You also need to install an adjustable vac. adv. and limit it to 8-to-10 degrees.
You need to limit the centrifugal advance, too. Now that is going to be tough if you are using a stock distributor. When I used a Delco dist., I used to disassemble it to remove the distributor cam, fill in the limit bushing slot with epoxy then, using a distributor machine to check advance, file the epoxy just to where I had the appropriate amount of adv. which, in your case, would be a limiter slot that holds the centrifugal adv. to 22-24°. Set your initial at 12° and add your adj. vac. adv limited to 8-10 deg.

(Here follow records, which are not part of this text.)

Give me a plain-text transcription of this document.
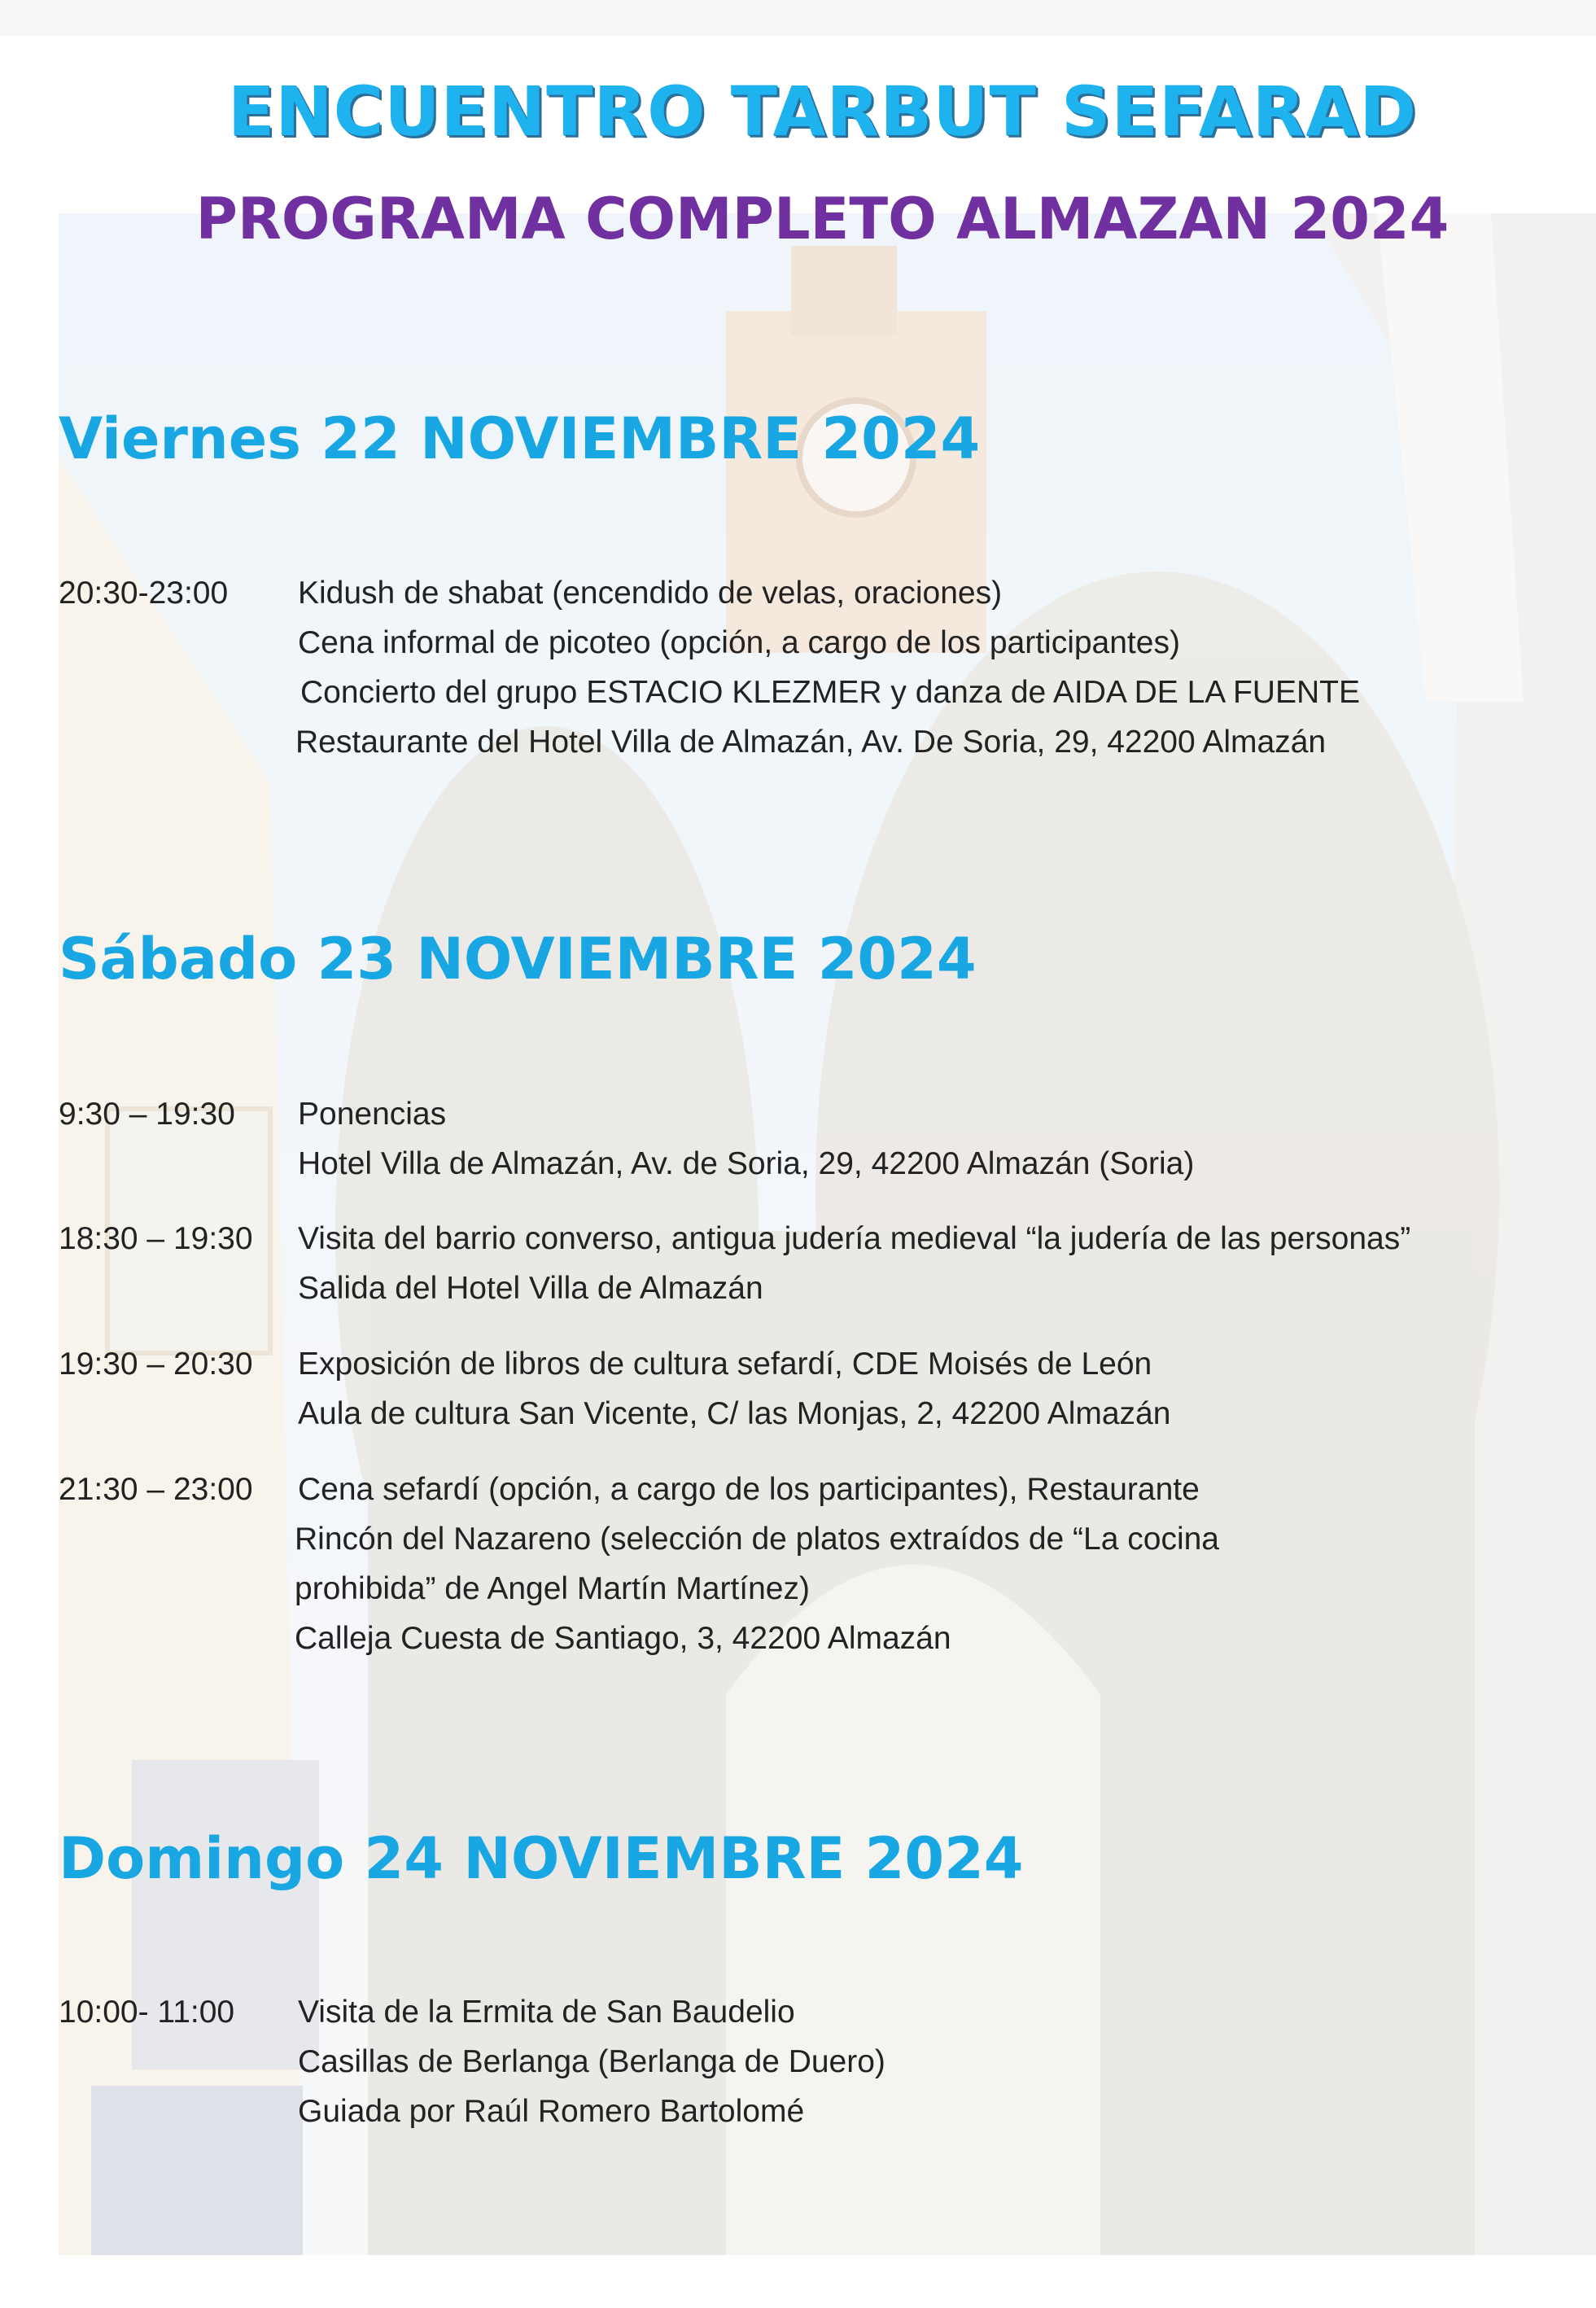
ENCUENTRO TARBUT SEFARAD
PROGRAMA COMPLETO ALMAZAN 2024
Viernes 22 NOVIEMBRE 2024
20:30-23:00 Kidush de shabat (encendido de velas, oraciones)
Cena informal de picoteo (opción, a cargo de los participantes)
Concierto del grupo ESTACIO KLEZMER y danza de AIDA DE LA FUENTE
Restaurante del Hotel Villa de Almazán, Av. De Soria, 29, 42200 Almazán
Sábado 23 NOVIEMBRE 2024
9:30 – 19:30 Ponencias
Hotel Villa de Almazán, Av. de Soria, 29, 42200 Almazán (Soria)
18:30 – 19:30 Visita del barrio converso, antigua judería medieval “la judería de las personas”
Salida del Hotel Villa de Almazán
19:30 – 20:30 Exposición de libros de cultura sefardí, CDE Moisés de León
Aula de cultura San Vicente, C/ las Monjas, 2, 42200 Almazán
21:30 – 23:00 Cena sefardí (opción, a cargo de los participantes), Restaurante
Rincón del Nazareno (selección de platos extraídos de “La cocina
prohibida” de Angel Martín Martínez)
Calleja Cuesta de Santiago, 3, 42200 Almazán
Domingo 24 NOVIEMBRE 2024
10:00- 11:00 Visita de la Ermita de San Baudelio
Casillas de Berlanga (Berlanga de Duero)
Guiada por Raúl Romero Bartolomé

That's the set-up I used before I want to an aftermarket computer-controlled ignition computer, an MSD ignition box and an MSD distributor.

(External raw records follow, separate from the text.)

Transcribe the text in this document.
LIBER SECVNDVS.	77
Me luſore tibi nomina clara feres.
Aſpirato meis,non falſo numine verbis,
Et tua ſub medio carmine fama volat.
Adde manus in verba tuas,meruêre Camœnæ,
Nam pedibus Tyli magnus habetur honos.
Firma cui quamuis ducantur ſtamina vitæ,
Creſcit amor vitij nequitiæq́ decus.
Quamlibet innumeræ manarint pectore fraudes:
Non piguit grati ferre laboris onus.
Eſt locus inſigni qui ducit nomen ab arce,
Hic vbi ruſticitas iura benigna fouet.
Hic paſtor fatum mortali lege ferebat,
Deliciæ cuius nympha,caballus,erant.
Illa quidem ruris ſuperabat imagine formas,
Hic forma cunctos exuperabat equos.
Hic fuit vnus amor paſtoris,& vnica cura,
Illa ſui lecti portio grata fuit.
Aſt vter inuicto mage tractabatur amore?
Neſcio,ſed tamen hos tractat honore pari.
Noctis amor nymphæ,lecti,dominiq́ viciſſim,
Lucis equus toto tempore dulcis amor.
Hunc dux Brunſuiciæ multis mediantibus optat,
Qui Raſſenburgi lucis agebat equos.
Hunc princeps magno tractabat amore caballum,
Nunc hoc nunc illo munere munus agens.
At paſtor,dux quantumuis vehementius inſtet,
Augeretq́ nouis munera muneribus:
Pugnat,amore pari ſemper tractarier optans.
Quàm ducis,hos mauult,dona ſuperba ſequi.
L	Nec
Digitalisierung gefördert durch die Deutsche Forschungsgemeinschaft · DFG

Also, make sure your center carb tuning at part throttle is not too lean because that also can make the engine more susceptible to detonation.
Those "990" heads were service replacement rec. port heads for 454s. Since they are cast iron, another reason your engine might be prone to detonation is your 10:1 CR. On 91-oct fuel, you're better off down around 9.2 or 9.5 because, with an iron head BBC, it's better to be able to run a healthy advance curve rather than high compression when fuel quality is compromised.
With headers, it really tough to hear detonation, so you need to get a knock sensor. Reading plugs can find detonation, too, but, because you're relying on the appearance of molten aluminum on the plug tips to "see" detonation, knock is happening way before it starts softening piston tops. In lieu of a KS, you can go more conservative on your spark curve and hope for the best.
Resist the temptation to use octane boosters. The vast majority of them use MMT as the active ingredient and long-term, regular use of MMT boosters tends to cause metallic deposits on plug tips, piston tops, exhaust valve faces and combustion chamber walls. The best choice, if you are going to increase octane, is to mix 2:1 pump 91 to 100 octane unleaded which will get you to about 94-oct. Given tuning of the three main circuits that's spot-on, that ought to keep you out of detonation with an aggressive spark curve and 10:1 CR even if you get some heat into the combustion chambers with a longer pull at WOT.
Last edited by Hib Halverson; Aug 30, 2023 at 03:28 PM.